The Wheat Ridge pilot plant may remain active after the new plant is built in Texas to process ore from other mines.
There are several large REE ore bodies in the US and Canada that remain undeveloped.
Since China first started developing its internal REE mining and refining capacity in the 1950s, it has grown to control as much as 99% of the market for these elements, which are indispensable for the production of advanced electronics, permanent magnets and military hardware.
The F-35 Joint Strike Fighter uses some 920 pounds of rare earth metals, and Virginian-class nuclear submarines use nearly 10 tons.
Rare earth metals are also needed for consumer products like hybrid cars, laptop computers and mobile phones.
The U.S. has several known deposits of REE, including in California, Alaska and Texas, that have been languishing in the face of China’s market domination.
President Trump issued an Executive Order on December 20, 2017 directing the government to facilitate development of strategic minerals supplies, including REE, saying, “This dependency of the United States on foreign sources creates a strategic vulnerability for both its economy and military to adverse foreign government action, natural disaster, and other events that can disrupt supply of these key minerals.”

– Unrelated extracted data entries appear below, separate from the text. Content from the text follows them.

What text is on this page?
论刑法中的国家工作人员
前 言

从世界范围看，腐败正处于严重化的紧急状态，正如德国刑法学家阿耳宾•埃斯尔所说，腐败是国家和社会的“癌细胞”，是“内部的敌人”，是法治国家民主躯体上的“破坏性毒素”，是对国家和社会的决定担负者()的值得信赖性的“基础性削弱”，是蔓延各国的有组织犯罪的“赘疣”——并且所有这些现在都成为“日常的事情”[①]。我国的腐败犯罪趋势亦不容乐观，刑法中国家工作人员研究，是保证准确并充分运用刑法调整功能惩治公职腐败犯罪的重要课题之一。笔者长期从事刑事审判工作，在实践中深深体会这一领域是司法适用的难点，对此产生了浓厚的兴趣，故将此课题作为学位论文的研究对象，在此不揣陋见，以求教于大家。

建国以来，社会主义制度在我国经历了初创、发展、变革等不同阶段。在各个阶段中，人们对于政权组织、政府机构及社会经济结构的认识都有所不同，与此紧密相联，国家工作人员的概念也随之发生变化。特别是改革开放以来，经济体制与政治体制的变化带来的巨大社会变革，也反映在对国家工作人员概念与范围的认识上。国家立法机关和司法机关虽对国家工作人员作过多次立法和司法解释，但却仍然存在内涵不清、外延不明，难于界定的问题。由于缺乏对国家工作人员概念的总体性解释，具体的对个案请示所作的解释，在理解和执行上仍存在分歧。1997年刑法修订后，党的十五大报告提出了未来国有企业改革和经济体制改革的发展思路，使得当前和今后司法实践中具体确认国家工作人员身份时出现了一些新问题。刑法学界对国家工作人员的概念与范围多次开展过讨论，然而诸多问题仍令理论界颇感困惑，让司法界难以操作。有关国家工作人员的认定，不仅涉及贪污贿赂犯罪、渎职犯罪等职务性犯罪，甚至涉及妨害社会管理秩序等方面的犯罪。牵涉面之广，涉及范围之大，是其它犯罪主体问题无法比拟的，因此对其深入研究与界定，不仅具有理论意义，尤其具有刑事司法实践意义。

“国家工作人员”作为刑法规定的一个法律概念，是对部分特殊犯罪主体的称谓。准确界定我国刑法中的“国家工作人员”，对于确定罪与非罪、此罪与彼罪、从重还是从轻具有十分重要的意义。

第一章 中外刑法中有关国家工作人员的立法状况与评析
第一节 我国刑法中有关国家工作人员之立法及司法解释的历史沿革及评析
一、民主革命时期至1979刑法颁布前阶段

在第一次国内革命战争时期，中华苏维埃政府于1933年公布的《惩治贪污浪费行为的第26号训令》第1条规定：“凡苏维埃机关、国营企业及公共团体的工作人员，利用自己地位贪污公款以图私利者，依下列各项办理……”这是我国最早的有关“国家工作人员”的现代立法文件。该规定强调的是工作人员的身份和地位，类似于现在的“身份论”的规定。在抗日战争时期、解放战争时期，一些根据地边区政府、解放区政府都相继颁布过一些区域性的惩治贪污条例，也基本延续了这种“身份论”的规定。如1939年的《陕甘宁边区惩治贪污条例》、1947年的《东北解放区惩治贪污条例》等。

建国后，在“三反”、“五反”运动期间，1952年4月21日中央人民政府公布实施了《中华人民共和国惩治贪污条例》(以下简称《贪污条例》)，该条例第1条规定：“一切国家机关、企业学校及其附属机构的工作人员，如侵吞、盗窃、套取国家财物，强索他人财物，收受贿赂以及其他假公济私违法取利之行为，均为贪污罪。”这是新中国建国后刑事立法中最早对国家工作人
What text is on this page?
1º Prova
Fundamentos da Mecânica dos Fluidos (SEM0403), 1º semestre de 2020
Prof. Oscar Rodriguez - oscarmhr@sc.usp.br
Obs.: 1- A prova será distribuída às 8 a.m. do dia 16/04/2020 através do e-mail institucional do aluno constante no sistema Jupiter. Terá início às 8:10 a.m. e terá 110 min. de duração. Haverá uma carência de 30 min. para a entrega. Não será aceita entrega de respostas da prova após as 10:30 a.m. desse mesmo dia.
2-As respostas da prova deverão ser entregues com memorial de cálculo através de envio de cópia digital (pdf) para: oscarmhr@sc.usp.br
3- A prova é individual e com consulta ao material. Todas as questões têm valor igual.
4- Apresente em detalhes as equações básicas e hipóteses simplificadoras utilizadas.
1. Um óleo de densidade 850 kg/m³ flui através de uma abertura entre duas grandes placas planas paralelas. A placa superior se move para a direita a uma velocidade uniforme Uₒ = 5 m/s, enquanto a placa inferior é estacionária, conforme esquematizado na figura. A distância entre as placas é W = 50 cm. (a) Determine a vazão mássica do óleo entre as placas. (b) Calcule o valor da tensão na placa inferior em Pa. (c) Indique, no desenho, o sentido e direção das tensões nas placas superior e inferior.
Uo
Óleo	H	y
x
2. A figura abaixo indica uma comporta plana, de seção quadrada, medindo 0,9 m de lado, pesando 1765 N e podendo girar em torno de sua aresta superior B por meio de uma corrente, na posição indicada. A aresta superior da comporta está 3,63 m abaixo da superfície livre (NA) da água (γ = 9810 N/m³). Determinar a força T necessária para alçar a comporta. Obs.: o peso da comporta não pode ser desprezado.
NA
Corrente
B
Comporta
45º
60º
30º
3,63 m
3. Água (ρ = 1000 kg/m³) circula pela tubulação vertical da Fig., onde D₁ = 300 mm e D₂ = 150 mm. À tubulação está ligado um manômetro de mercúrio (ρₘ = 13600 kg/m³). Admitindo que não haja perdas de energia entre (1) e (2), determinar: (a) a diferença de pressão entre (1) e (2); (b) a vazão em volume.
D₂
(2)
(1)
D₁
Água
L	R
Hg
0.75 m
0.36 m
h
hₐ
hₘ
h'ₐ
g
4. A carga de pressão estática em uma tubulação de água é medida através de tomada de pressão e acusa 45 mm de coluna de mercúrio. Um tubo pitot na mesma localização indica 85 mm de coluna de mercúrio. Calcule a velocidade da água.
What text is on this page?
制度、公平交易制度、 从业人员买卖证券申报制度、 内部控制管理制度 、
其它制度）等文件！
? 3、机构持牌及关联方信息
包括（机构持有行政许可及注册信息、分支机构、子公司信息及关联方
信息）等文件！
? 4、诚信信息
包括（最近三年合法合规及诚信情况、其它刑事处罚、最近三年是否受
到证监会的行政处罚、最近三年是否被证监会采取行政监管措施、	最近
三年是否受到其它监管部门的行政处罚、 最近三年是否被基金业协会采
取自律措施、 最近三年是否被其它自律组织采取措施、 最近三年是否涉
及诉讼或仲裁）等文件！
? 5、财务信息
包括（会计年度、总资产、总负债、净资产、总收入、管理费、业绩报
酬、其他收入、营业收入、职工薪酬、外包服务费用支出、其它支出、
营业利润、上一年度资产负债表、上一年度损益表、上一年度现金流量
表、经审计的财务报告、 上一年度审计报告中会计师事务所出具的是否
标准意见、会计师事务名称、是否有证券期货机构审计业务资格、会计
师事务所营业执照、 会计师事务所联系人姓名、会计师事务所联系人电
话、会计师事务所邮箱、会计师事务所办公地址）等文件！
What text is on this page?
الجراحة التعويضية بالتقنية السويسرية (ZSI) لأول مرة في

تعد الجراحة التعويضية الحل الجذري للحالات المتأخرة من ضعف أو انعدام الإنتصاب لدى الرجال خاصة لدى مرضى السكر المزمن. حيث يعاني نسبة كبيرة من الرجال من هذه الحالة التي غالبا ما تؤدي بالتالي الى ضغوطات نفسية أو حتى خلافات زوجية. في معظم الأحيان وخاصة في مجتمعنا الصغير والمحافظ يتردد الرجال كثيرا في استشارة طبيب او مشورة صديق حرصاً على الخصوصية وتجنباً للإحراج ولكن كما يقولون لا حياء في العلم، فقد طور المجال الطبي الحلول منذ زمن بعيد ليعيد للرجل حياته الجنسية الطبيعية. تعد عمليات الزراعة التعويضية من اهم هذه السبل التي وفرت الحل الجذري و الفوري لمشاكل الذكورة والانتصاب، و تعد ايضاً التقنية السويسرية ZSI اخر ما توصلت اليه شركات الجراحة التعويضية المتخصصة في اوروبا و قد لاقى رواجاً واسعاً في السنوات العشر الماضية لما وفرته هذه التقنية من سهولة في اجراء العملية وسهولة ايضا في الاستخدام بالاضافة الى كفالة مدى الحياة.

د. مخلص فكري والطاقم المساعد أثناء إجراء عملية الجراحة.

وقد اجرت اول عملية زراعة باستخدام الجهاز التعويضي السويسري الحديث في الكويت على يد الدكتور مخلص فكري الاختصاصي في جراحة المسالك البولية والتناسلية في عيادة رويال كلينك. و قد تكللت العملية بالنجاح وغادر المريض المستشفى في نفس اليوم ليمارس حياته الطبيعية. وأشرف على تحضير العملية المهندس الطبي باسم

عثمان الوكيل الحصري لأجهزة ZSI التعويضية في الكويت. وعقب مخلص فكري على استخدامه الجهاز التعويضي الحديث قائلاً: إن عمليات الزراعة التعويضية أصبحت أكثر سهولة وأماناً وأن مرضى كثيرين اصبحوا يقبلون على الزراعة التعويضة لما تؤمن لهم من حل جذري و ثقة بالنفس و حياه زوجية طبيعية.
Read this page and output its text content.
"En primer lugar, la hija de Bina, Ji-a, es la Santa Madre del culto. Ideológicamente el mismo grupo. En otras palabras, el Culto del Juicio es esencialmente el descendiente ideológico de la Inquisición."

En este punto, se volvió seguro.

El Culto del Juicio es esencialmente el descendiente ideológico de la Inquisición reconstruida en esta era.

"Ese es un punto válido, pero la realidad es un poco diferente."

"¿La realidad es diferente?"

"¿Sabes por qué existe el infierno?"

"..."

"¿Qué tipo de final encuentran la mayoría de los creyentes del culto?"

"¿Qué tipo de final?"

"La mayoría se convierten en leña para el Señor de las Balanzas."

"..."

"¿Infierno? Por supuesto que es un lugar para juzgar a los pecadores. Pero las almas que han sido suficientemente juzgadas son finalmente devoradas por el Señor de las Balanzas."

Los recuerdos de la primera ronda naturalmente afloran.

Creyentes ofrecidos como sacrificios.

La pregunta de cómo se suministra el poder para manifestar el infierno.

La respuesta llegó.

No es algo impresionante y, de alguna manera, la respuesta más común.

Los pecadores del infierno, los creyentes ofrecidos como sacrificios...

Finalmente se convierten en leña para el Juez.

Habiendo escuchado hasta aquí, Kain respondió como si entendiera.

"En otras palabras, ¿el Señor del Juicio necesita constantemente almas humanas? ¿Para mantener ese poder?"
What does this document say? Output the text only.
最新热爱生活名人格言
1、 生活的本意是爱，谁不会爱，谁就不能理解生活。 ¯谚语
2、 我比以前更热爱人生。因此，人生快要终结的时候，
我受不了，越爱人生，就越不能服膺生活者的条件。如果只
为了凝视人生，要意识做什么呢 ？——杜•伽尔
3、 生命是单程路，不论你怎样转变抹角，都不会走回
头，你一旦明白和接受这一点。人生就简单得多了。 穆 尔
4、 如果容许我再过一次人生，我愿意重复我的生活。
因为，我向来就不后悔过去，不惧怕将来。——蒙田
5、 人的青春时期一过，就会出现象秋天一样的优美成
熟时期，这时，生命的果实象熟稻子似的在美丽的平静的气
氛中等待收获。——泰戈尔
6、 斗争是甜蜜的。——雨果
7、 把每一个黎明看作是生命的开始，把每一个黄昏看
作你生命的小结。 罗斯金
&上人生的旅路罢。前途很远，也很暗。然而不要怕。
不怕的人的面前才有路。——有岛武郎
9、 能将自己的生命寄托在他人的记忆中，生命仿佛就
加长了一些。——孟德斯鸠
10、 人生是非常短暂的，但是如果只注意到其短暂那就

There are no facilities for refining REE ores in the United States, and only one other plant outside of China. This means that almost all REE ore mined anywhere in the world must go to China or Malaysia to be refined into pure usable stock.
Since 2017 the U.S. government has been buying REE from an Australian firm, Lynas Corp., which mines REE in Western Australia and refines it at its processing plant in Malaysia.
But according to author Robert Castellano, writing in the online financial publication Seeking Alpha, “U.S. Senator Ted Cruz and five other senators sent a letter to the Pentagon pushing it to only fund U.S. rare earth projects.”
China has long sought to control access to refining facilities to favor their own enormous Biayun Obo rare earth mine located in Inner Mongolia, that contains perhaps 70% of the world’s known REE reserves.
Reuters reported on May 13, 2020, “U.S. Senator Ted Cruz introduced legislation on Tuesday to help revive the U.S. rare earths industry with tax breaks for mine developers and manufacturers who buy their products, the latest attempt by Washington to break China’s control over the strategic sector.”
Editors’s Note: An error in attributing Chinese minority ownership of Lynas has been corrected to reflect the source of the information and provide a direct quote from the source author, Robert Castellano.